Гольцы (Сартаков) - страница 31

Порфирий встал и пошел по тропинке, разводя в стороны упругие ветки молодой чащи.

У избенки он остановился. Поднял было руку, чтобы постучать в дверь, и опустил.

«Не напугать бы, — подумал, — спит еще Лизавета. Лизанька, — поправился сейчас же Порфирий, — не ждет. Вода-то ноне, не в пример всем годам, рано поднялась. Думает: дней через десять, никак не раньше, сплыву…» — и осторожно стукнул в дверь.

Раз, другой. Тихо…

Порфирий постучал громче. Ответа нет. Потянул за скобу — дверь распахнулась.

«Не закрючилась. Выходит, так: людей не боится, а меня боялась», — с горькой обидой подумал Порфирий.

Его обдал чуть заметный, какой-то незнакомый запах. Он силился вспомнить.

В углу белела смятая, раскрытая постель. Порфирий подошел ближе — Лизы на кровати нет. В окна тянулся слабый предутренний свет. Порфирий присел на скамью у окна и распахнул створки.

«Видно, вышла. Подождать?»

Заболела голова. Чувствовалась усталость в ногах.

Дохнул ветерок. На столе шевельнулась какая-то тряпица. Порфирий приподнял ее: детская распашонка.

«Постой… Постой… Что такое?.. Дай бог память… Мне говорили… Кто говорил?..»

И яркой вспышкой прорезалось в памяти забытое: улыбочка Лакричника, его шепоток, рассказ про Лизу, про обман… Глухо застучало сердце Порфирия. Оборвалось дыхание, стиснулась грудь.

Лизавета, — глухо сказал он в пустую темноту избенки, — Лизавета, поди сюда.

Под печкой шарахнулась мышь.

Порфирий вышел на крыльцо. Обессиленные руки дрожали.

Лизавета! — уже не сдерживая гнева, позвал он опять.

В кустах откликнулось эхо:

— …авета… Порфирий вернулся.

«Значит, правда, все правда. Не от меня ребенок… Гадина, таила… Подлая! Ушла, спряталась, испугалась… Смерти боится… Мало ей смерти… Душу бы вынул…»

Тяжело втягивая воздух, Порфирий подошел к постели. Коснулся пальцами и брезгливо отдернул — рука нащупала влажную пеленку, еще не потерявшую запаха детского тела.

«Паскуда!..»

ПалЫгы скрутили подушку. Наволочка расползлась, снежинками закружились в воздухе перья.

«Век бы тебе не уснуть на постели…»

Порфирий отвернулся. В углу, у порога, тускло блестело лезвие топора. Злоба душила Порфирия.

Это был не пьяный разгул, не бесшабашное ухарство, а холодное, расчетливое разрушение надежд на счастливую семейную жизнь.
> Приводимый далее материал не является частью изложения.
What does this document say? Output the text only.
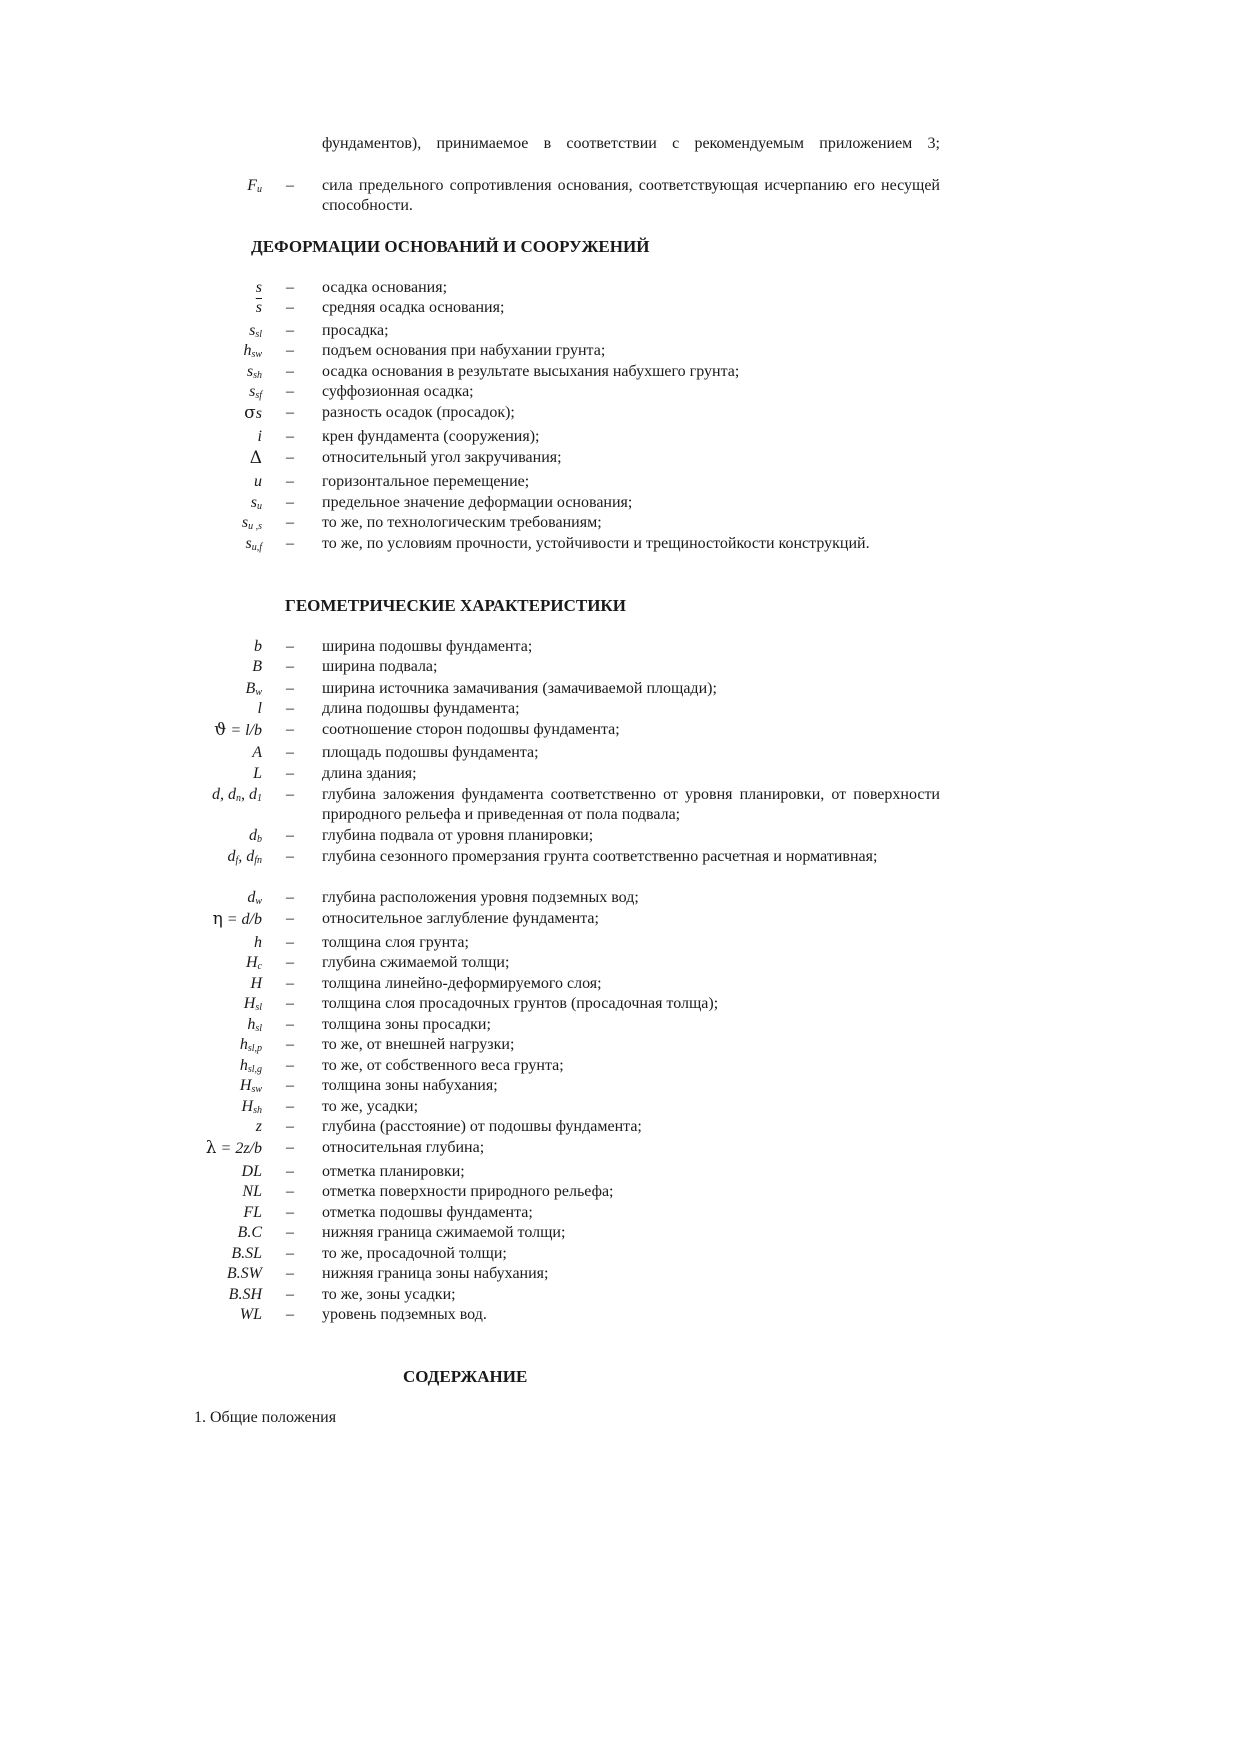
фундаментов), принимаемое в соответствии с рекомендуемым приложением 3;
$F_u$ – сила предельного сопротивления основания, соответствующая исчерпанию его несущей способности.
ДЕФОРМАЦИИ ОСНОВАНИЙ И СООРУЖЕНИЙ
s – осадка основания;
$\overline{s}$ – средняя осадка основания;
$s_{sl}$ – просадка;
$h_{sw}$ – подъем основания при набухании грунта;
$s_{sh}$ – осадка основания в результате высыхания набухшего грунта;
$s_{sf}$ – суффозионная осадка;
σs – разность осадок (просадок);
i – крен фундамента (сооружения);
Δ – относительный угол закручивания;
u – горизонтальное перемещение;
$s_u$ – предельное значение деформации основания;
$s_{u ,s}$ – то же, по технологическим требованиям;
$s_{u,f}$ – то же, по условиям прочности, устойчивости и трещиностойкости конструкций.
ГЕОМЕТРИЧЕСКИЕ ХАРАКТЕРИСТИКИ
b – ширина подошвы фундамента;
B – ширина подвала;
$B_w$ – ширина источника замачивания (замачиваемой площади);
l – длина подошвы фундамента;
ϑ = l/b – соотношение сторон подошвы фундамента;
A – площадь подошвы фундамента;
L – длина здания;
d, $d_n$, $d_1$ – глубина заложения фундамента соответственно от уровня планировки, от поверхности природного рельефа и приведенная от пола подвала;
$d_b$ – глубина подвала от уровня планировки;
$d_f$, $d_{fn}$ – глубина сезонного промерзания грунта соответственно расчетная и нормативная;
$d_w$ – глубина расположения уровня подземных вод;
η = d/b – относительное заглубление фундамента;
h – толщина слоя грунта;
$H_c$ – глубина сжимаемой толщи;
H – толщина линейно-деформируемого слоя;
$H_{sl}$ – толщина слоя просадочных грунтов (просадочная толща);
$h_{sl}$ – толщина зоны просадки;
$h_{sl,p}$ – то же, от внешней нагрузки;
$h_{sl,g}$ – то же, от собственного веса грунта;
$H_{sw}$ – толщина зоны набухания;
$H_{sh}$ – то же, усадки;
z – глубина (расстояние) от подошвы фундамента;
λ = 2z/b – относительная глубина;
DL – отметка планировки;
NL – отметка поверхности природного рельефа;
FL – отметка подошвы фундамента;
B.C – нижняя граница сжимаемой толщи;
B.SL – то же, просадочной толщи;
B.SW – нижняя граница зоны набухания;
B.SH – то же, зоны усадки;
WL – уровень подземных вод.
СОДЕРЖАНИЕ
1. Общие положения
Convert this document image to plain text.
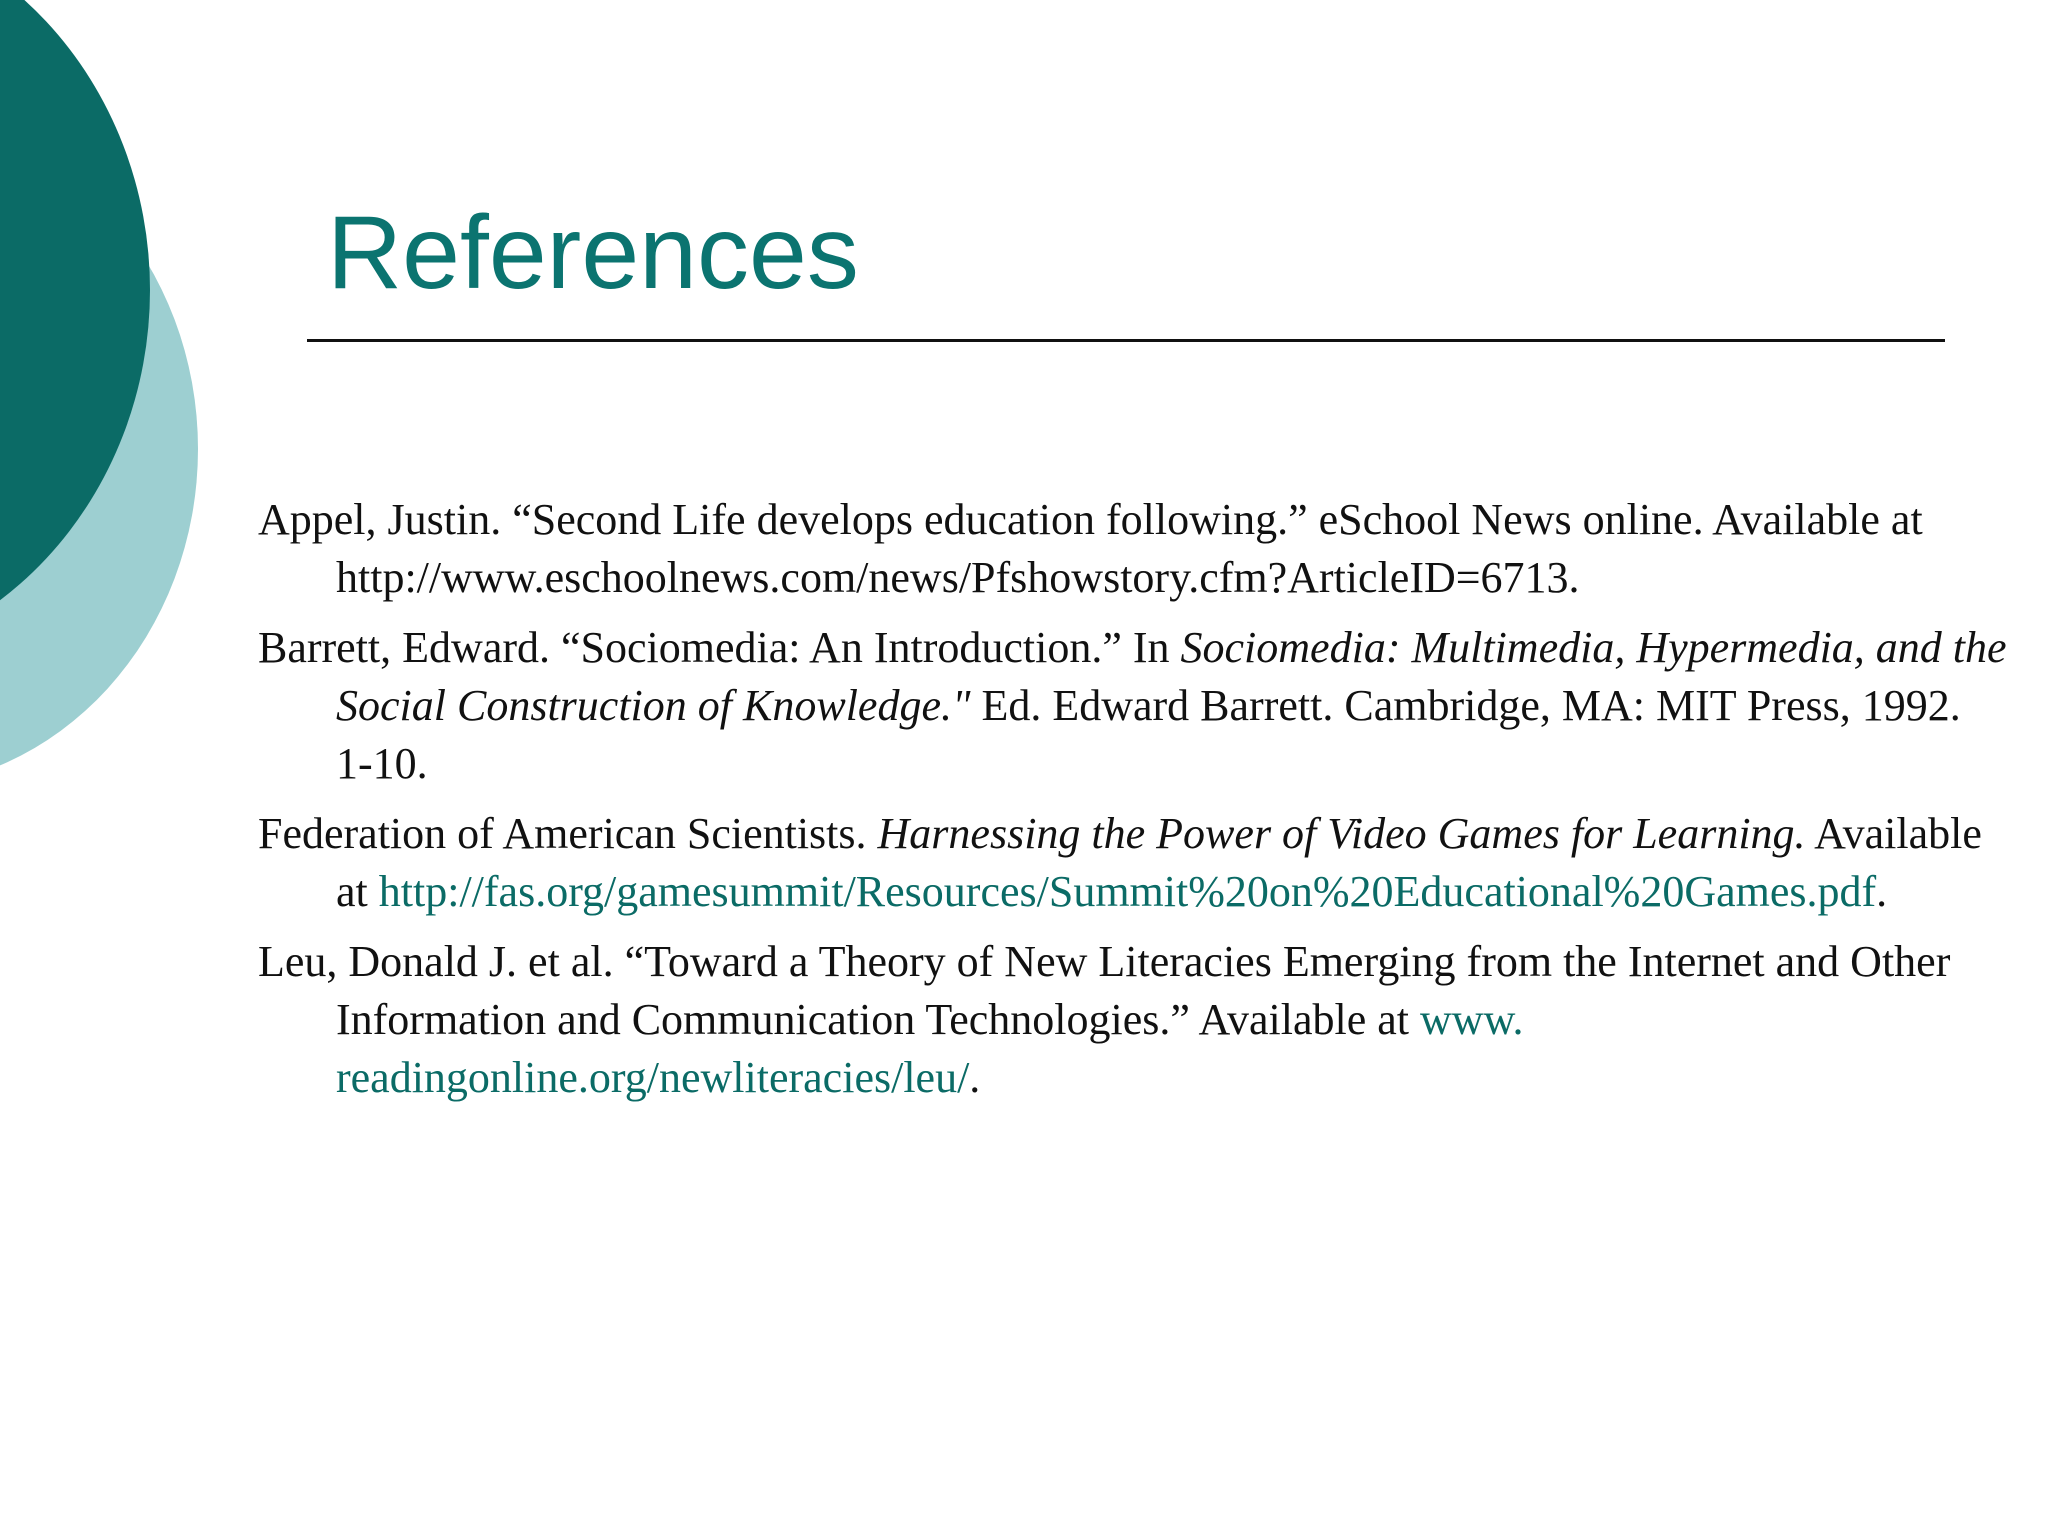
References
Appel, Justin. “Second Life develops education following.” eSchool News online. Available at http://www.eschoolnews.com/news/Pfshowstory.cfm?ArticleID=6713.
Barrett, Edward. “Sociomedia: An Introduction.” In Sociomedia: Multimedia, Hypermedia, and the Social Construction of Knowledge." Ed. Edward Barrett. Cambridge, MA: MIT Press, 1992. 1-10.
Federation of American Scientists. Harnessing the Power of Video Games for Learning. Available at http://fas.org/gamesummit/Resources/Summit%20on%20Educational%20Games.pdf.
Leu, Donald J. et al. “Toward a Theory of New Literacies Emerging from the Internet and Other Information and Communication Technologies.” Available at www. readingonline.org/newliteracies/leu/.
Мечта не сбылась: Лиза обманула, оказалась такой, как все. Нет — хуже! Стереть, уничтожить даже и память о ней!

А Лиза была всюду. Она наполняла избенку: сидела за столом, на скамейке, чистила посуду у печи, украшала пихтовыми ветками передний угол.

Порфирий метался по избе, словно гоняясь за неуловимым призраком. Он сознавал, что Лизы, настоящей, живой Лизы, здесь нет. Что эта бледная, понурая тень — не Лиза, а занавеска. Что, в ленты разрывая непрочную ткань, он только тешит свое воображение. Но он упорно кромсал и дробил из последних сил все, что попадалось ему под руки, надеясь обмануть самого себя, уверить, что в щепках и обломках разрушенной утвари будет погребено все связанное с воспоминаниями о Лизе.